It’s early Friday morning, 12:02am actually and I cannot sleep. Just thinking about what’s next. There was that whole good news thing about embassy investigation movement but no visa appointment yet. I know, I know, it’s only been a couple of days but I was hopeful. Maybe the email will come tomorrow? I am still hopeful and praying for soon, like next week sometime. Come on appointment in October! The last couple of appointments I’ve heard about have been scheduled for the week of the 23rd so running out of time.
Because I have decided that I will for sure be traveling for a visit in late November or early December I would love to have her visa issued because I am thinking (wishfully) that leaving her behind may be just a teeny tiny bit easier then. Everything will be done except the whole bringing her home part.
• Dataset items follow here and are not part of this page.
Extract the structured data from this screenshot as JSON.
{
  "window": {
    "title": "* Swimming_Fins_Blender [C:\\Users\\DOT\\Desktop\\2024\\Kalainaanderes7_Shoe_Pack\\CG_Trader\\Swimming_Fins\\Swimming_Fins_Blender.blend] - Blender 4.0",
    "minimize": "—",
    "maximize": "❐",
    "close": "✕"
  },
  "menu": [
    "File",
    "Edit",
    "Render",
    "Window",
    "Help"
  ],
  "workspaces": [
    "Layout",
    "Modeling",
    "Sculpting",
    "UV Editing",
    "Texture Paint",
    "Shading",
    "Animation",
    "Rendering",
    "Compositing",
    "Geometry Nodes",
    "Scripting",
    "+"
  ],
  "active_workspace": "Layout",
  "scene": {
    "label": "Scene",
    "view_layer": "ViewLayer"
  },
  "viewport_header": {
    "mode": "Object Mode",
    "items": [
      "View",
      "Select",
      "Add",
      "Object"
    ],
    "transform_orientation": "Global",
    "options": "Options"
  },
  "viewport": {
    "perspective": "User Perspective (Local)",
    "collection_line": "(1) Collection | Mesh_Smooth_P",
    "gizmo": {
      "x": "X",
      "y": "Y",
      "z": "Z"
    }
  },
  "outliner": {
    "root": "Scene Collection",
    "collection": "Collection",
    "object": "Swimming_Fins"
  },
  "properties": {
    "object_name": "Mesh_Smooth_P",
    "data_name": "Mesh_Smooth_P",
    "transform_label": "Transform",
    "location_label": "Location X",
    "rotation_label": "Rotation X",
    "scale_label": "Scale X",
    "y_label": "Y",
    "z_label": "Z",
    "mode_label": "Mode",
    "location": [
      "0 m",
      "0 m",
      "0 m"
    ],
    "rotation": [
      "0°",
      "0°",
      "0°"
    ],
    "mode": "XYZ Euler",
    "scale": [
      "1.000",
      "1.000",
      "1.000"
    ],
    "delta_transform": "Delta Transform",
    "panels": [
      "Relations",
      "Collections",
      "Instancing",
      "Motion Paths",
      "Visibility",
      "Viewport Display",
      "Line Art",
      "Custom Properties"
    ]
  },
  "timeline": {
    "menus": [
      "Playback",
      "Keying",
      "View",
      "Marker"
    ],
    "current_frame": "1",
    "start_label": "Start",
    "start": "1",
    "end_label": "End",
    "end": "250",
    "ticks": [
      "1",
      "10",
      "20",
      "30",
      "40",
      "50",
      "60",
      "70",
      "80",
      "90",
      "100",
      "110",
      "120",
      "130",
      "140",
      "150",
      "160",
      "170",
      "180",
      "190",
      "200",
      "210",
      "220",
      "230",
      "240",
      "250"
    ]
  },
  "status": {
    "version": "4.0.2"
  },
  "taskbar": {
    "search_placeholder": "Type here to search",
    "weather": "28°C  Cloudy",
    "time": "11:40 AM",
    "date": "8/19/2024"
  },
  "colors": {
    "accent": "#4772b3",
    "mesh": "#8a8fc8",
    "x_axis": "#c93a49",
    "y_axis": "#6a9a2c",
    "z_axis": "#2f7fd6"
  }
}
I have heard from AP’s that visits are so hard on your heart. I have talked to moms who have woken up in nightsweats from dreams or memories that have evoked some serious terror. I have talked to moms who say every second of time spent is so precious. I need those precious moments with her even if the terror comes. It’s already been so long and I cannot wait to start having a real relationship with this beautiful girl instead of the one that lives only in my mind (although that one is magical).
This trip has given me a little something to look forward to and I love it. Not only will I get to meet and love my girl up I will also get to bring so many of the donations I have been collecting for a year and a half. Medical supplies for the amazing Dr. Laure and her clinic and for the orphanages I plan to visit. Formula, clothes, shoes, toys,, vitamins and food. Awesomeness! Another really great part of this trip will be more memories and pictures of H in Congo. I will have even more time to learn and experience her culture and help her to keep her memories alive in the future. See? This is exciting!
And while I’m there I may or may not have plans to scope out some new digs, just in case.